Without much effort, the new minister of agriculture can literally for a month reverse many of the negative results from the imposed rules of the previous administration by equalizing the conditions for the market participants in the country and by placing the Bulgarian and foreign goods on equal stances (many pointless requirements from the last year raised the prices of Bulgarian production). He can allow for the small and micro-business to take a breath and develop without the constant and unjustified harassment from the Food Safety Agency officials.
Transparency should also be a priority for the caretaker government – here we talk entirely about the work of the administration, and not about laws. For two months some serious breakthroughs can be done that until recently seemed unthinkable.

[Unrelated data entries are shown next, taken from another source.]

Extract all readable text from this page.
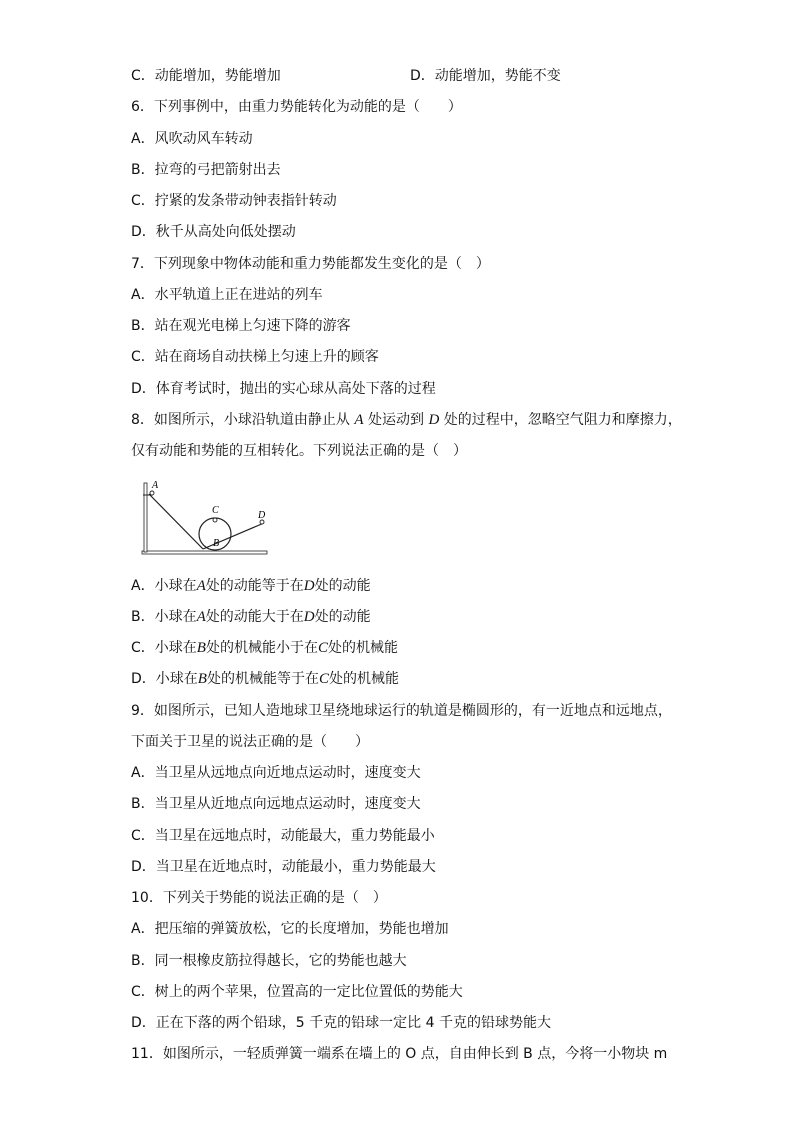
C．动能增加，势能增加	D．动能增加，势能不变
6．下列事例中，由重力势能转化为动能的是（　　）
A．风吹动风车转动
B．拉弯的弓把箭射出去
C．拧紧的发条带动钟表指针转动
D．秋千从高处向低处摆动
7．下列现象中物体动能和重力势能都发生变化的是（　）
A．水平轨道上正在进站的列车
B．站在观光电梯上匀速下降的游客
C．站在商场自动扶梯上匀速上升的顾客
D．体育考试时，抛出的实心球从高处下落的过程
8．如图所示，小球沿轨道由静止从 A 处运动到 D 处的过程中，忽略空气阻力和摩擦力，
仅有动能和势能的互相转化。下列说法正确的是（　）
A
C
B
D
A．小球在A处的动能等于在D处的动能
B．小球在A处的动能大于在D处的动能
C．小球在B处的机械能小于在C处的机械能
D．小球在B处的机械能等于在C处的机械能
9．如图所示，已知人造地球卫星绕地球运行的轨道是椭圆形的，有一近地点和远地点，
下面关于卫星的说法正确的是（　　）
A．当卫星从远地点向近地点运动时，速度变大
B．当卫星从近地点向远地点运动时，速度变大
C．当卫星在远地点时，动能最大，重力势能最小
D．当卫星在近地点时，动能最小，重力势能最大
10．下列关于势能的说法正确的是（　）
A．把压缩的弹簧放松，它的长度增加，势能也增加
B．同一根橡皮筋拉得越长，它的势能也越大
C．树上的两个苹果，位置高的一定比位置低的势能大
D．正在下落的两个铅球，5 千克的铅球一定比 4 千克的铅球势能大
11．如图所示，一轻质弹簧一端系在墙上的 O 点，自由伸长到 B 点，今将一小物块 m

Here are a few examples – the Ministry of Finance can easily publish monthly detailed information on the implementation of the consolidated program by functions, and also the budget reports of all municipalities in the country. For the local budgets issue, we know that municipalities send the relevant information to the Ministry of Finance, so what is left is to upload 264 pages on the ministry’s webpage, which could be done in one week. Every ministry is collecting and using some relevant information in its everyday operations and there is no excuse for this large amount of data not to be uploaded and freely accessible on the internet.
To sum up, the caretaker government should preserve fiscal stability, optimise some expenses, monitor the effective revenue collection and review all administrative regulations which impede entrepreneurial activities as well as push for more transparency. The last note is extremely important, it is supported by the public and is absolutely achievable in 1-2 months – the administration should simply publish information it already has and operates with. More public information does not favour the ones in power, because it makes their work easier to monitor. This exact reason explains why the interim ministers are in a position to do it – they are temporally appointees, and the data serves better to assess their predecessors.
 Let’s not forget the famous essay by Frederick Bastiat “What Is Seen and What Is Not Seen”. In it Bastiat says: “There is only one difference between a bad economist and a good one: the bad economist confines himself to the visible effect; the good economist takes into account both the effect that can be seen and those effects that must be foreseen”.
 For this purpose, the following regulations should be reviewed: the regulation on dairy products (for more details check here and here); regulation №32 on poultry products (see here); regulation on the selling of wood; the regulation on direct delivery, which in its current version, practically, makes it impossible for small agriculture producers to sell their products directly. The list is not exhausted but is a good start.
 Here is an example. When in the last few months Bulgarians working abroad were discussed, everybody was talking plain theory with no actual data. As it turns out, such information is available at the Ministry of Labour – every single Bulgarian, working legally around the world, is in this statistics. The data should be accessible in detail and by year. Knowledge of such kind of databases is greater in the administration and not in the civil society. That is why the provisional ministers can change a lot of things regarding transparency.